I suppose I could join the table to a filtered version of itself where no nulls appear. But that seems overkill. I thought this might be able to be done in the MIN Aggregate clause itself.
Any ideas would be helpful, thanks!
declare #null int
select #null = MIN(c) from #tmp
select A,
B,
ISNULL(c,#null) as val1
from #tmp
or
select A,
B,
ISNULL(c,(select MIN(c) from #tmp)) as val1
from #tmp
EDIT: I wrote "You want something like ISNULL(c, MIN(c)) but that's not possible."
But I'm wrong, it is possible. I was missing something in my syntax, so #kiki47's answer is exactly what you are asking for.

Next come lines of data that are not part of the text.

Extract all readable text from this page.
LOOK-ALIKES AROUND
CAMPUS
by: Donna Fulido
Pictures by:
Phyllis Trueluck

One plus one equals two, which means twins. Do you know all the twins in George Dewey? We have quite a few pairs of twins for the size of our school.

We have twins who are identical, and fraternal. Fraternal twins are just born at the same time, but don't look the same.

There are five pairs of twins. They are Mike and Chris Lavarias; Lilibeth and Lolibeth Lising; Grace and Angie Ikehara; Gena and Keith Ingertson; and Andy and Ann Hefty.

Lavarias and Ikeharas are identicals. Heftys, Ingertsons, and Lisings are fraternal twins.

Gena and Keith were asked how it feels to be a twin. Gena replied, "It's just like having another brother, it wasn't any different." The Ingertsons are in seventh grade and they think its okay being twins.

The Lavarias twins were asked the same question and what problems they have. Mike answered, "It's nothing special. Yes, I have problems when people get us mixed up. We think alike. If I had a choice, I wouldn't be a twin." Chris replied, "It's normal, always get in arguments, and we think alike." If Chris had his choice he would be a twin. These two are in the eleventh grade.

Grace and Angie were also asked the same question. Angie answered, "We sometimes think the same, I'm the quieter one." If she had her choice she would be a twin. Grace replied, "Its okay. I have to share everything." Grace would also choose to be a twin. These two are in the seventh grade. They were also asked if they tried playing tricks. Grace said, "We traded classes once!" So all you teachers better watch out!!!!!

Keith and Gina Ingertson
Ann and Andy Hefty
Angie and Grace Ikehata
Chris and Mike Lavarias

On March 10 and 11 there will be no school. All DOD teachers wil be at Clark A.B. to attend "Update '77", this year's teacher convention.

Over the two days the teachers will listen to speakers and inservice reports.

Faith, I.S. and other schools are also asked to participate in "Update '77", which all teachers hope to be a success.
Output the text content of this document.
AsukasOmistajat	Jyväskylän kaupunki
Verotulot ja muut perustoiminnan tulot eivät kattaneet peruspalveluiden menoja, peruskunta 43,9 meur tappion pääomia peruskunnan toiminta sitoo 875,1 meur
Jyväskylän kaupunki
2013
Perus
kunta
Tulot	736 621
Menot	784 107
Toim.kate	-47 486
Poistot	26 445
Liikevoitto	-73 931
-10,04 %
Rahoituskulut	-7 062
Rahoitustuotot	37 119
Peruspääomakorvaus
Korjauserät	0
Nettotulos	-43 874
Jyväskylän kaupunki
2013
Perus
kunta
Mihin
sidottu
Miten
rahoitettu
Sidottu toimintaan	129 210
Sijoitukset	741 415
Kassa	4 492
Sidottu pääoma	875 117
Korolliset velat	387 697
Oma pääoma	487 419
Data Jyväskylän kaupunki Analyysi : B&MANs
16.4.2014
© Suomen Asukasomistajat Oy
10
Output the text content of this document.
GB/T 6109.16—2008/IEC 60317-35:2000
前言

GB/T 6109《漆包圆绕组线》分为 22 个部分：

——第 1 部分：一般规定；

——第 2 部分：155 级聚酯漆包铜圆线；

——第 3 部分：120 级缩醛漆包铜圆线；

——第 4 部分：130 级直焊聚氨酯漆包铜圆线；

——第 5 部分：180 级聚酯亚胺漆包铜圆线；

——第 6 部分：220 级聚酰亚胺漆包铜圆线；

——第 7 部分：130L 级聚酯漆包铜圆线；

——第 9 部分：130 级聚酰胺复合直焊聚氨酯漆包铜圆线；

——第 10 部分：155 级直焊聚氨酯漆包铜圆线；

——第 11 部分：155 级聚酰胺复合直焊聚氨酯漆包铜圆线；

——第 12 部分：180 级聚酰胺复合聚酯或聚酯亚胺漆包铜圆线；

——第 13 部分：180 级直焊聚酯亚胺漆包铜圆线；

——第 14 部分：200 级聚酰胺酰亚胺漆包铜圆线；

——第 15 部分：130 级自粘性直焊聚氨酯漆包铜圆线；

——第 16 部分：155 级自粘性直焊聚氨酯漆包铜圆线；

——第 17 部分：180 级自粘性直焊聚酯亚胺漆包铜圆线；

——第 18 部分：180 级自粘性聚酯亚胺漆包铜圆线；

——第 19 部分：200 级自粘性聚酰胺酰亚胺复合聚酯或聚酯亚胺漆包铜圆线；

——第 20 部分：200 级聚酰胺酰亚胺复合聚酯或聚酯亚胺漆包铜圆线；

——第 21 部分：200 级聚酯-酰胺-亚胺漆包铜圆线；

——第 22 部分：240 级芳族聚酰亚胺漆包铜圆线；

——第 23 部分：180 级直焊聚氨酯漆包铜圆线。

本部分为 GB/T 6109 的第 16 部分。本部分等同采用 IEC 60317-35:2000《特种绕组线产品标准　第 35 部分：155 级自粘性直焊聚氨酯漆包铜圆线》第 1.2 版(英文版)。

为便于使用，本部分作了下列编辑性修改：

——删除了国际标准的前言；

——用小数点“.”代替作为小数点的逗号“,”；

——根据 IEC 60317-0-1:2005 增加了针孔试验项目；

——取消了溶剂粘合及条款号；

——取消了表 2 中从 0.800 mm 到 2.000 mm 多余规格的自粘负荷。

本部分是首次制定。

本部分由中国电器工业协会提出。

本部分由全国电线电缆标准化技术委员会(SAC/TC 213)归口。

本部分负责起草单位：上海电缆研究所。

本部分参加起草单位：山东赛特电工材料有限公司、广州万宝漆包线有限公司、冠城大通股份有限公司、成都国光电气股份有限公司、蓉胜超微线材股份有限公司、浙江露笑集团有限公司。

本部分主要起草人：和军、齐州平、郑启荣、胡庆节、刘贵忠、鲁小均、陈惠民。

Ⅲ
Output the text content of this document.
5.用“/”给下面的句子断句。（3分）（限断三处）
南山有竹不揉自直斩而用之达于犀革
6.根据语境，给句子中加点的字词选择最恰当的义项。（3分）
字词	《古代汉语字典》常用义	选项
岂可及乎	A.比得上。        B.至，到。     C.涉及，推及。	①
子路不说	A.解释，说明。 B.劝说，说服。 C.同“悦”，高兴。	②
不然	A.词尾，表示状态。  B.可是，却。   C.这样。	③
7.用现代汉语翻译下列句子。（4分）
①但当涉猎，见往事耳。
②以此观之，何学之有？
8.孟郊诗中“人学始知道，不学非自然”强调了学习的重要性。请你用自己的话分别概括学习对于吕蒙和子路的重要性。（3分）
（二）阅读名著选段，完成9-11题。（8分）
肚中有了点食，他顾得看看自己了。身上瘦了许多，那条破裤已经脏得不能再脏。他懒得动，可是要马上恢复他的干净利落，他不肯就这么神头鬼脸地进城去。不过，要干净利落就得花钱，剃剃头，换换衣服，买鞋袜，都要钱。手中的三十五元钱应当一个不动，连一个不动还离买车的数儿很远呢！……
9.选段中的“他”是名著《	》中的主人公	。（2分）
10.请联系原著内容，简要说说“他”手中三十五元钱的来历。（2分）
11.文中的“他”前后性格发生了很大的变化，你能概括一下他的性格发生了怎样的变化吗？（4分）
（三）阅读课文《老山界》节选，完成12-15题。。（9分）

I wouldn't phrase it as "I suppose I could join the table to a filtered version of itself where no nulls appear," but more or less you can get the min and the use it.
In one go:
WITH cte AS (
SELECT MIN(c) minVal FROM #tmp WHERE c IS NOT NULL
)
SELECT a, b, ISNULL(c, cte.minVal)
FROM #tmp
CROSS JOIN cte
or maybe simpler (but may optimize to the same thing):
DECLARE #minVal INTEGER
SELECT #minVal = MIN(c) FROM #tmp WHERE c IS NOT NULL
SELECT a, b, ISNULL(c, #minVal) FROM #tmp